Il est temps de lui rendre justice.

🧊 Mies avait une image saisissante pour décrire l'économie capitaliste : un iceberg (un autre 😉 ).

La partie émergée, le capital et le travail salarié, est la seule qui reçoit un nom, une valeur, un contrat, de l'attention. C'est là que se jouent les négociations syndicales, les débats économiques, les politiques publiques.

Mais ce sommet ne tient que parce qu'une masse immense reste invisible sous la surface :
→ le travail domestique et de soin des femmes
→ le travail des paysannes et paysans
→ l'exploitation des ressources naturelles
→ la main-d'œuvre des pays du Sud

Ces fondations ne sont pas reconnues comme du "vrai travail". Elles sont traitées comme la nature elle-même : gratuites, inépuisables, corvéables à merci.
-> Ce n'est pas un hasard. C'est un design.

Thèse centrale de Maria Mies : le capitalisme ne s'est pas construit seulement sur l'exploitation des ouvriers. Il s'est construit sur 3 "colonies" simultanées et interconnectées :
🌿 La nature - traitée comme un stock de ressources infinies à extraire
♀️ Les femmes - dont le travail vital est naturalisé, invisibilisé, gratuit
🌍 Le Sud global - dont les économies de subsistance ont été méthodiquement détruites
-> Ces 3 dominations ne sont pas 3 problèmes séparés. Elles sont les nœuds d'un même système, se renforçant mutuellement depuis des siècles.

La "ménagèrisation" du monde
Mies forge un concept percutant : la housewifization / la "ménagèrisation".
L'idée : le capitalisme a inventé la femme au foyer au XIXe siècle comme catégorie-type du travail invisible, non rémunéré, naturalisé. Et depuis, il étend ce modèle à l'ensemble des travailleurs dominés : paysans, sous-traitants du Sud, livreurs précaires d'aujourd'hui.

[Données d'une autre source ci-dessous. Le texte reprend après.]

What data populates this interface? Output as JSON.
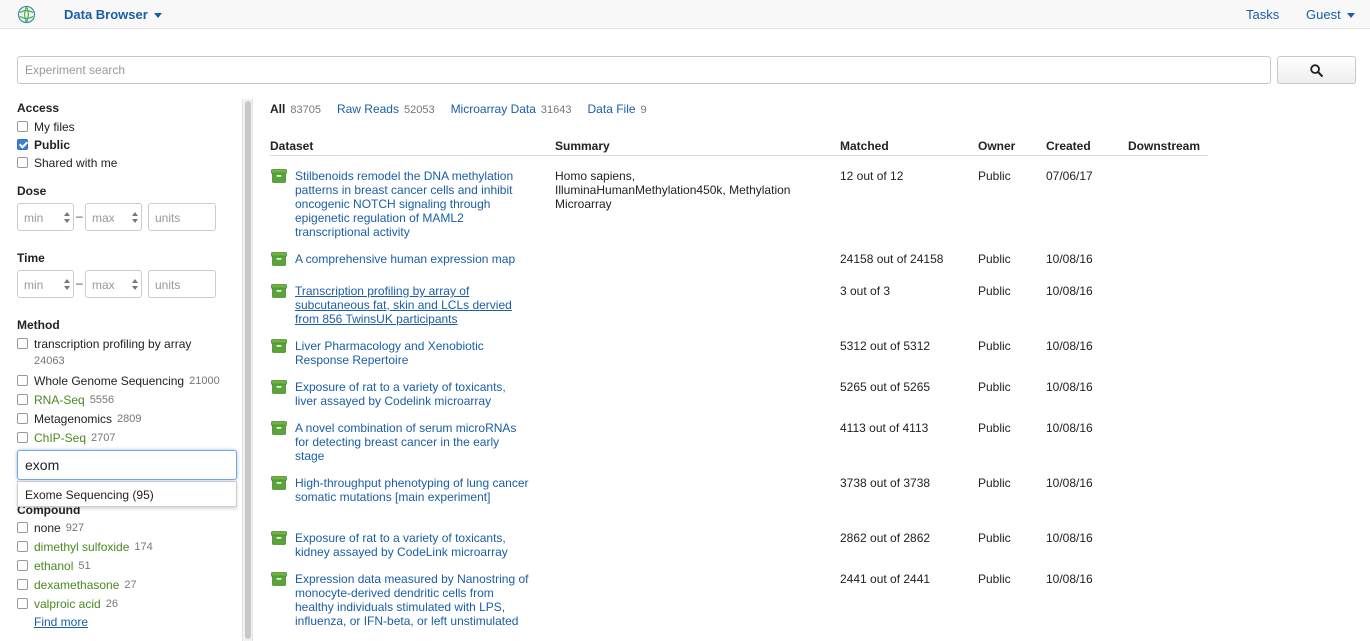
{
  "nav": {
    "brand": "Data Browser",
    "tasks": "Tasks",
    "guest": "Guest"
  },
  "search": {
    "placeholder": "Experiment search",
    "value": ""
  },
  "sidebar": {
    "access": {
      "title": "Access",
      "items": [
        {
          "label": "My files",
          "checked": false
        },
        {
          "label": "Public",
          "checked": true
        },
        {
          "label": "Shared with me",
          "checked": false
        }
      ]
    },
    "dose": {
      "title": "Dose",
      "min": "min",
      "max": "max",
      "units": "units",
      "dash": "–"
    },
    "time": {
      "title": "Time",
      "min": "min",
      "max": "max",
      "units": "units",
      "dash": "–"
    },
    "method": {
      "title": "Method",
      "items": [
        {
          "label": "transcription profiling by array",
          "count": "24063"
        },
        {
          "label": "Whole Genome Sequencing",
          "count": "21000"
        },
        {
          "label": "RNA-Seq",
          "count": "5556"
        },
        {
          "label": "Metagenomics",
          "count": "2809"
        },
        {
          "label": "ChIP-Seq",
          "count": "2707"
        }
      ],
      "filter_value": "exom",
      "suggestion": "Exome Sequencing (95)"
    },
    "compound": {
      "title": "Compound",
      "items": [
        {
          "label": "none",
          "count": "927"
        },
        {
          "label": "dimethyl sulfoxide",
          "count": "174"
        },
        {
          "label": "ethanol",
          "count": "51"
        },
        {
          "label": "dexamethasone",
          "count": "27"
        },
        {
          "label": "valproic acid",
          "count": "26"
        }
      ],
      "find_more": "Find more"
    }
  },
  "tabs": [
    {
      "label": "All",
      "count": "83705",
      "active": true
    },
    {
      "label": "Raw Reads",
      "count": "52053",
      "active": false
    },
    {
      "label": "Microarray Data",
      "count": "31643",
      "active": false
    },
    {
      "label": "Data File",
      "count": "9",
      "active": false
    }
  ],
  "table": {
    "columns": [
      "Dataset",
      "Summary",
      "Matched",
      "Owner",
      "Created",
      "Downstream"
    ],
    "rows": [
      {
        "title": "Stilbenoids remodel the DNA methylation patterns in breast cancer cells and inhibit oncogenic NOTCH signaling through epigenetic regulation of MAML2 transcriptional activity",
        "summary": "Homo sapiens, IlluminaHumanMethylation450k, Methylation Microarray",
        "matched": "12 out of 12",
        "owner": "Public",
        "created": "07/06/17",
        "downstream": ""
      },
      {
        "title": "A comprehensive human expression map",
        "summary": "",
        "matched": "24158 out of 24158",
        "owner": "Public",
        "created": "10/08/16",
        "downstream": ""
      },
      {
        "title": "Transcription profiling by array of subcutaneous fat, skin and LCLs dervied from 856 TwinsUK participants",
        "summary": "",
        "matched": "3 out of 3",
        "owner": "Public",
        "created": "10/08/16",
        "downstream": ""
      },
      {
        "title": "Liver Pharmacology and Xenobiotic Response Repertoire",
        "summary": "",
        "matched": "5312 out of 5312",
        "owner": "Public",
        "created": "10/08/16",
        "downstream": ""
      },
      {
        "title": "Exposure of rat to a variety of toxicants, liver assayed by Codelink microarray",
        "summary": "",
        "matched": "5265 out of 5265",
        "owner": "Public",
        "created": "10/08/16",
        "downstream": ""
      },
      {
        "title": "A novel combination of serum microRNAs for detecting breast cancer in the early stage",
        "summary": "",
        "matched": "4113 out of 4113",
        "owner": "Public",
        "created": "10/08/16",
        "downstream": ""
      },
      {
        "title": "High-throughput phenotyping of lung cancer somatic mutations [main experiment]",
        "summary": "",
        "matched": "3738 out of 3738",
        "owner": "Public",
        "created": "10/08/16",
        "downstream": ""
      },
      {
        "title": "Exposure of rat to a variety of toxicants, kidney assayed by CodeLink microarray",
        "summary": "",
        "matched": "2862 out of 2862",
        "owner": "Public",
        "created": "10/08/16",
        "downstream": ""
      },
      {
        "title": "Expression data measured by Nanostring of monocyte-derived dendritic cells from healthy individuals stimulated with LPS, influenza, or IFN-beta, or left unstimulated",
        "summary": "",
        "matched": "2441 out of 2441",
        "owner": "Public",
        "created": "10/08/16",
        "downstream": ""
      }
    ]
  },
  "icons": {
    "logo": "globe-logo-icon",
    "search": "search-icon",
    "dataset": "dataset-box-icon",
    "dataset_color": "#5aa33a",
    "link_color": "#1a5ea8",
    "facet_link_color": "#4a8a1f"
  }
}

-> La ménagèrisation, ce n'est pas une métaphore. C'est la logique d'un système qui a besoin de travail non reconnu pour alimenter sa croissance.

Face à ce système, Mies propose un renversement de l'iceberg avec la perspective de la subsistance.
C'est l'idée que la production devrait d'abord viser la satisfaction directe des besoins humains, pas la création de marchandises.
Ce n'est ni de la pauvreté, ni du retour à la bougie. C'est la redécouverte de quelque chose d'essentiel : l'autonomie collective, l'entraide, les communs, la souveraineté sur sa propre existence.

-> Mies le dit simplement : les choses achetées "contiennent du travail mort". La subsistance, elle, contient de la vie, parce qu'elle est produite et vécue avec les autres.